Maurice GAMELIN ne semble ni être un frein, ni un réel promoteur. Dans sa posture d’équilibriste perpétuel il ne sait imposer un choix clair et définitif, à l’opposé de ses homologues allemands. Or, toute transformation nait à la fois d’une réflexion intellectuelle suffisamment brillante pour tracer des orientations pertinentes et d’une volonté sans faille capable de bousculer les réticences naturelles pour réaliser la vision entrevue. Las, la France et ses dirigeants demeurent au niveau des supputations et ne peuvent avancer à la bonne vitesse. Les retards industriels s’ajoutes aux hésitations doctrinales. Le compromis qui se dessine dissous les avantages sans prendre le risque de mettre ses œufs dans le même panier, ni de heurter les chapelles existantes. La pensée de De GAULLE n’est pas assez approfondie et politiquement trop provocante pour espérer faire bouger les lignes. Celle de Maurice GAMELIN reste obstinément accrochée à celle du char qui accompagne l’infanterie pour espérer toute impulsion par le haut.
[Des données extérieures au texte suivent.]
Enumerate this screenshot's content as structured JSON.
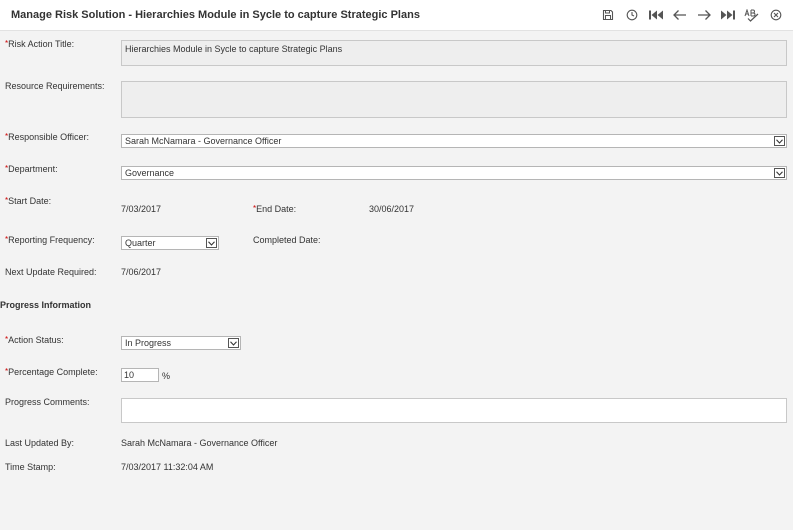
{
  "header": {
    "title": "Manage Risk Solution - Hierarchies Module in Sycle to capture Strategic Plans"
  },
  "toolbar": {
    "icons": [
      "save-icon",
      "history-icon",
      "first-record-icon",
      "previous-record-icon",
      "next-record-icon",
      "last-record-icon",
      "spellcheck-icon",
      "close-icon"
    ]
  },
  "form": {
    "risk_action_title": {
      "label": "Risk Action Title:",
      "value": "Hierarchies Module in Sycle to capture Strategic Plans"
    },
    "resource_requirements": {
      "label": "Resource Requirements:",
      "value": ""
    },
    "responsible_officer": {
      "label": "Responsible Officer:",
      "value": "Sarah McNamara - Governance Officer"
    },
    "department": {
      "label": "Department:",
      "value": "Governance"
    },
    "start_date": {
      "label": "Start Date:",
      "value": "7/03/2017"
    },
    "end_date": {
      "label": "End Date:",
      "value": "30/06/2017"
    },
    "reporting_frequency": {
      "label": "Reporting Frequency:",
      "value": "Quarter"
    },
    "completed_date": {
      "label": "Completed Date:",
      "value": ""
    },
    "next_update_required": {
      "label": "Next Update Required:",
      "value": "7/06/2017"
    }
  },
  "progress": {
    "section_title": "Progress Information",
    "action_status": {
      "label": "Action Status:",
      "value": "In Progress"
    },
    "percentage_complete": {
      "label": "Percentage Complete:",
      "value": "10",
      "unit": "%"
    },
    "progress_comments": {
      "label": "Progress Comments:",
      "value": ""
    },
    "last_updated_by": {
      "label": "Last Updated By:",
      "value": "Sarah McNamara - Governance Officer"
    },
    "time_stamp": {
      "label": "Time Stamp:",
      "value": "7/03/2017 11:32:04 AM"
    }
  },
  "required_marker": "*",
  "colors": {
    "required": "#cc0000",
    "background": "#f3f3f3",
    "icon": "#555555"
  }
}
Dans la gestion de la profonde transformation qui s’annonce, les Allemands bénéficient d’un avantage de poids : celui de repartir d’une page blanche et de s’affranchir quelques peu des querelles intestines (qui existent cependant) où chacun cherche à préserver les acquis de sa position. Quand la cavalerie française se transforme plus rapidement par peur de disparaître, celle allemande est purement annexée et remplacée par les troupes rapides qui deviennent ultérieurement les Panzertruppen. Ce choix ne répond cependant pas au besoin de l’appui de l’infanterie et qui donne naissance au Sturmgeschütz (StuG) III promu par Erich von MANSTEIN et l’artillerie au grand dam d’ailleurs de Heinz GUDERIAN.
Car, comme toujours, il est question de priorités et de moyens par définition contraints. En débutant la construction de la Ligne Maginot, la France s’engage dans un investissement gigantesque qui absorbe une bonne partie de ses crédits militaires. Pour le que le début de l’investissement soit rentable, il faut qu’il soit complet. Maurice GAMELIN n’a pas la force de caractère pour revenir sur un choix si structurant pour la stratégie française.
Alors que le France pense chars d’appui et cavalerie mécanisée, l’Allemagne fait un choix inverse, quitte à revenir dessus ensuite, avec grande difficulté d’ailleurs. Seules les Etats-Unis par leur puissance industrielle reposant sur une logique d’optimisation industrielle et des moyens logistiques colossaux peuvent mener de front ces deux orientations. La défaite de 1940 ne laisse pas à la France le temps de corriger ses défauts initiaux à l’inverse de l’Allemagne qui reste également longtemps prisonnière des choix faits dans cette période et qui s’avèrent inadéquats dans le cadre d’un conflit réellement continental et non régional.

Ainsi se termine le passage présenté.